NYC private-sector nurses at 10 hospitals recently settled new contracts and tentative agreements that made historic gains in safe staffing ratios and enforcement, maintained quality healthcare benefits and will increase wages by more than 19 percent over three years. The pay disparity between private- and public-sector nurses will grow to more than $19,500/year, which could further harm the public sector’s nurse retention efforts unless NYC H+H reactivates pay parity in the NYC H+H/Mayorals contract. 

 New York City Health+Hospitals is the largest public health system in the United States, caring for 1.4 million New Yorkers each year, regardless of ability to pay, including 475,000 uninsured patients. NYC H+H accounts for approximately 18% of total city-wide hospital beds and provides almost half of all Level I emergency trauma care and acute in-patient mental health services. The public system provides care to a disproportionate number of uninsured and under-insured residents, and also provides a disproportionate share of expensive health services that are poorly reimbursed (Level I Trauma and Emergency services; acute inpatient psychiatric services; obstetric/L&D services; primary care; and other services). It relies on more than $1 billion in City subsidies to maintain current operations. 

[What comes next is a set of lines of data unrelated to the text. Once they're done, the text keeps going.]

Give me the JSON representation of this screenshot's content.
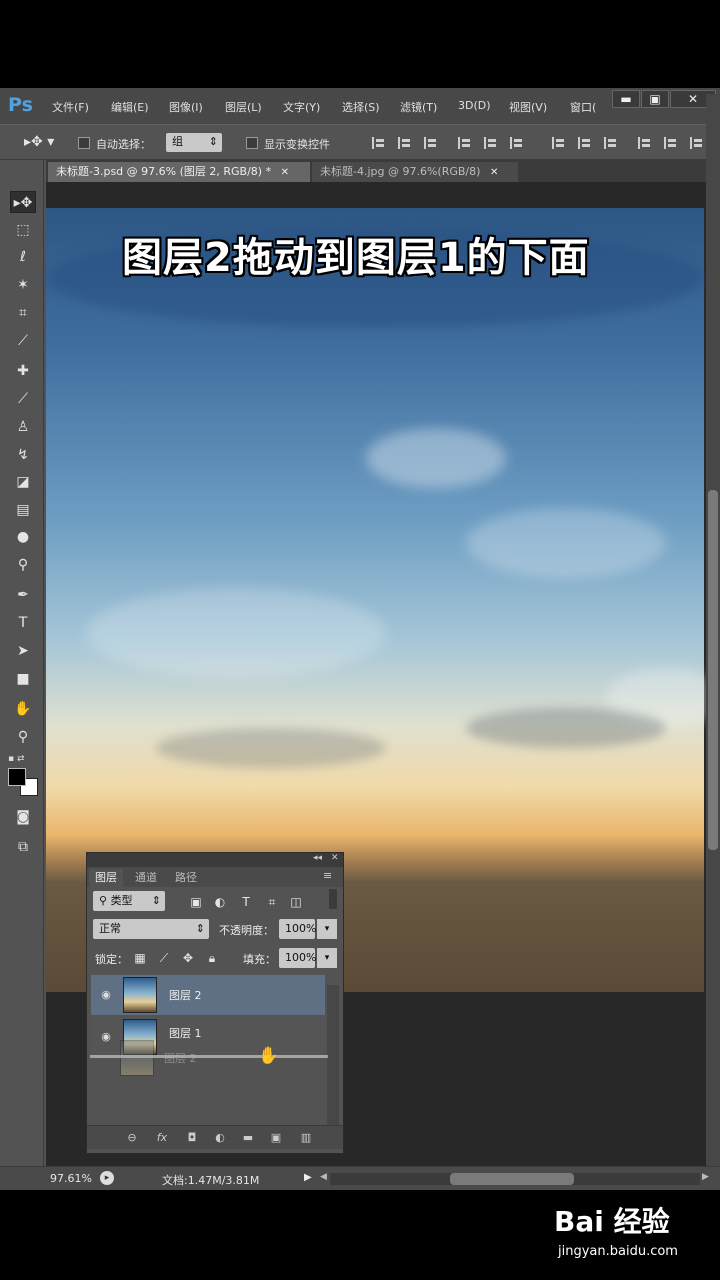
{
  "app": {
    "logo": "Ps"
  },
  "menu": [
    "文件(F)",
    "编辑(E)",
    "图像(I)",
    "图层(L)",
    "文字(Y)",
    "选择(S)",
    "滤镜(T)",
    "3D(D)",
    "视图(V)",
    "窗口("
  ],
  "window_buttons": {
    "minimize": "▬",
    "maximize": "▣",
    "close": "✕"
  },
  "options": {
    "auto_select_label": "自动选择：",
    "auto_select_value": "组",
    "show_transform_label": "显示变换控件"
  },
  "tabs": [
    {
      "label": "未标题-3.psd @ 97.6% (图层 2, RGB/8) *",
      "close": "✕",
      "active": true
    },
    {
      "label": "未标题-4.jpg @ 97.6%(RGB/8)",
      "close": "✕",
      "active": false
    }
  ],
  "tools": [
    "move-tool-icon",
    "marquee-tool-icon",
    "lasso-tool-icon",
    "magic-wand-tool-icon",
    "crop-tool-icon",
    "eyedropper-tool-icon",
    "healing-brush-tool-icon",
    "brush-tool-icon",
    "clone-stamp-tool-icon",
    "history-brush-tool-icon",
    "eraser-tool-icon",
    "gradient-tool-icon",
    "blur-tool-icon",
    "dodge-tool-icon",
    "pen-tool-icon",
    "type-tool-icon",
    "path-selection-tool-icon",
    "rectangle-tool-icon",
    "hand-tool-icon",
    "zoom-tool-icon"
  ],
  "caption": "图层2拖动到图层1的下面",
  "status": {
    "zoom": "97.61%",
    "doc_info": "文档:1.47M/3.81M"
  },
  "layers_panel": {
    "tabs": [
      "图层",
      "通道",
      "路径"
    ],
    "filter_kind": "类型",
    "blend_mode": "正常",
    "opacity_label": "不透明度：",
    "opacity_value": "100%",
    "lock_label": "锁定：",
    "fill_label": "填充：",
    "fill_value": "100%",
    "layers": [
      {
        "name": "图层 2",
        "selected": true
      },
      {
        "name": "图层 1",
        "selected": false
      }
    ],
    "drag_ghost_name": "图层 2",
    "footer_icons": [
      "link-icon",
      "fx-icon",
      "mask-icon",
      "adjustment-icon",
      "folder-icon",
      "new-layer-icon",
      "trash-icon"
    ],
    "footer_glyphs": {
      "link": "⊖",
      "fx": "fx",
      "mask": "◘",
      "adjustment": "◐",
      "folder": "▬",
      "new_layer": "▣",
      "trash": "▥"
    }
  },
  "watermark": {
    "main": "Bai 经验",
    "url": "jingyan.baidu.com"
  }
}
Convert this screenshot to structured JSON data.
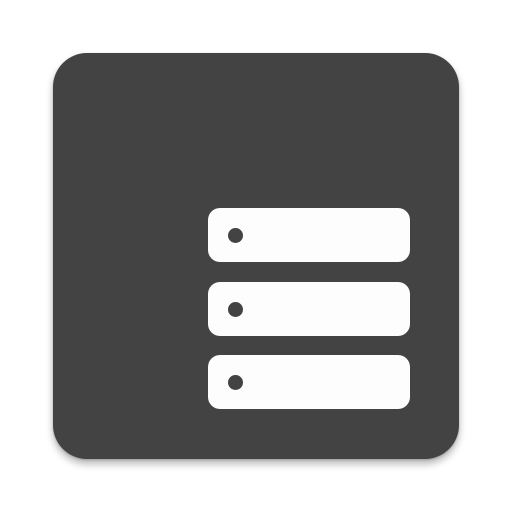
{
  "app_icon": {
    "icon_name": "server-storage-icon",
    "background_color": "#434343",
    "foreground_color": "#fdfdfd",
    "indicator_color": "#434343"
  },
  "server_units": [
    {
      "name": "server-unit-1"
    },
    {
      "name": "server-unit-2"
    },
    {
      "name": "server-unit-3"
    }
  ]
}
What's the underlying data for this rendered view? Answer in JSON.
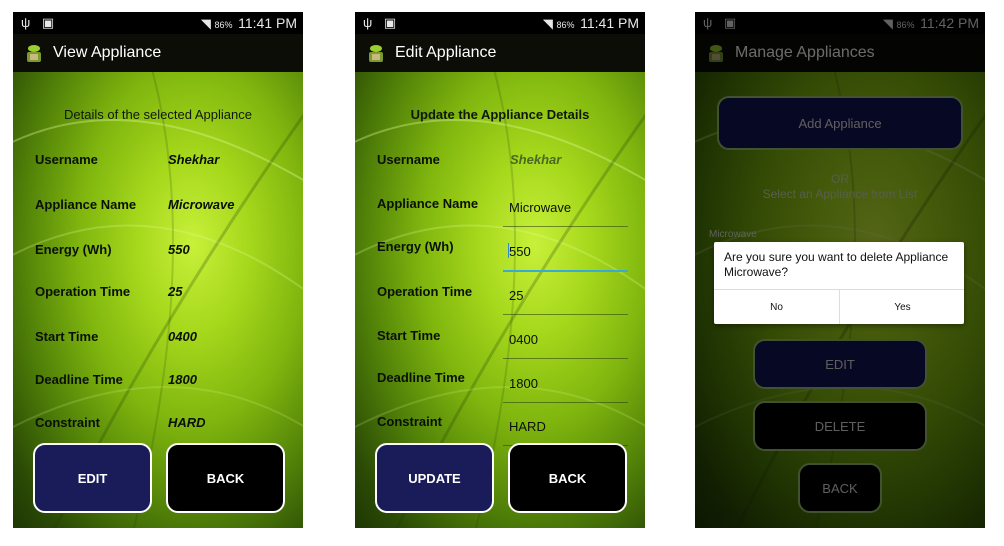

 NYSNA NYC H+H/Mayorals nurses work in 11 acute care hospitals, dozens of ambulatory care and primary care clinic settings, and 4 long-term care facilities. Mayoral nurses keep first responders like police and firefighters healthy and on the job, while also providing direct care health services to New Yorkers receiving assistance from agencies such as the Administration for Child Services, the Department of Social Services and other programs providing homeless services and mental health crisis services.  

The New York State Nurses Association represents more than 42,000 members in New York State. We are New York’s largest union and professional association for registered nurses. NYSNA is an affiliate of National Nurses United, AFL-CIO, the country’s largest and fastest-growing union and professional association of registered nurses, with more than 225,000 members nationwide.